Several faculty members from the Department of Theology/Religious Studies visited many important Biblical sites for the first time. During their eight-day trip, the group took in Bethlehem, Nazareth, the Via Dolorosa, the Galilee, the Jordan River, the Golan Heights and Masada, among others. “Through funding by Judaic Studies Institute, the trip enabled our faculty to better understand what they teach and broaden the horizons of their students,” said Marc B. Shapiro, Ph.D., Weinberg Chair of Judaic Studies at The University.
Joining Dr. Shapiro were assistant professors Patrick M. Clark, Ph.D.; Will T. Cohen, Ph.D.; Bradley C. Gregory, Ph.D.; Christian S. Krokus, Ph.D.; Nathan Lefler, Ph.D.; and Cyrus P. Olsen III, Ph.D.; and adjunct professor Glen Poggi Johnson.

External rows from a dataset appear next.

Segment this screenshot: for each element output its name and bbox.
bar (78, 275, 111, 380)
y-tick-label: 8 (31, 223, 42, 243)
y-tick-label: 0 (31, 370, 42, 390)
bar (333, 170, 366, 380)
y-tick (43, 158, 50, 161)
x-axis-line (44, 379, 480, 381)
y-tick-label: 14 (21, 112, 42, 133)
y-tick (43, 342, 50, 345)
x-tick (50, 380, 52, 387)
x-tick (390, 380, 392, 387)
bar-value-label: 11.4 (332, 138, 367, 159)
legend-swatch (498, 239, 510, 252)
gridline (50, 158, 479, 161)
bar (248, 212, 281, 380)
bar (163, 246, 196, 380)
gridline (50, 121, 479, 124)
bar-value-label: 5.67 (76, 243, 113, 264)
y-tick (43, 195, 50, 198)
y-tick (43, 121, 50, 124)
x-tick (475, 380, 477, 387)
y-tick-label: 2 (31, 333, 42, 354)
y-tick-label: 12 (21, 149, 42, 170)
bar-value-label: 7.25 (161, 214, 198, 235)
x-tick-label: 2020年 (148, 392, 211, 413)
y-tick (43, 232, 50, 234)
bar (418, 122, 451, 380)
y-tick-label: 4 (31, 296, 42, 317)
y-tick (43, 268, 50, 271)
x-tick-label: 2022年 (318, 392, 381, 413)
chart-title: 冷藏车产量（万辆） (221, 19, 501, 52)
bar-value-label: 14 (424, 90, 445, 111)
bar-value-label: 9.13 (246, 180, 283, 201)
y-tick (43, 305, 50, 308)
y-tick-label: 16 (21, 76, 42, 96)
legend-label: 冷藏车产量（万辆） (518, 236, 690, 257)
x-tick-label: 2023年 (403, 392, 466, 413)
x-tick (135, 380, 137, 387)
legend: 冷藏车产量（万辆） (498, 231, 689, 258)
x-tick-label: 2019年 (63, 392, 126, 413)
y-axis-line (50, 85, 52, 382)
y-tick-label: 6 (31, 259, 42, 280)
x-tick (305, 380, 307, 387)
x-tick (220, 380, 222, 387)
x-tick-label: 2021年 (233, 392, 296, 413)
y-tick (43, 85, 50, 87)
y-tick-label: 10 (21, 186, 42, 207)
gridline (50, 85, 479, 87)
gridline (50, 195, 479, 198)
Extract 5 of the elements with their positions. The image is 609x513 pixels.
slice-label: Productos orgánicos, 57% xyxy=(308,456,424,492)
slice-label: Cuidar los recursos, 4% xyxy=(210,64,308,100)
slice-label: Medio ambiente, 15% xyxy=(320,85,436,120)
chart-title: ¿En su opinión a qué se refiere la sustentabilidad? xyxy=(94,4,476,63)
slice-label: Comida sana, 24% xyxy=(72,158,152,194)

Dr. Krokus puts the value of the excursion in concrete terms. “While walking through the Valley of the Shadow of Death, I had a visceral ominous feeling due directly to its geography,” he said. “These are living places, not museums, and we are very appreciative of the unusual opportunity we had. The fact that a Jewish rabbi at our Catholic university arranged for Christian theologians to visit Israel is an example of interreligious friendship and dedication to excellence in education.”
Perhaps that final thought from Dr. Krokus speaks to the heart of what distinguishes Scranton’s students, our faculty and our institution.
At The University of Scranton, collaboration and learning never take a vacation.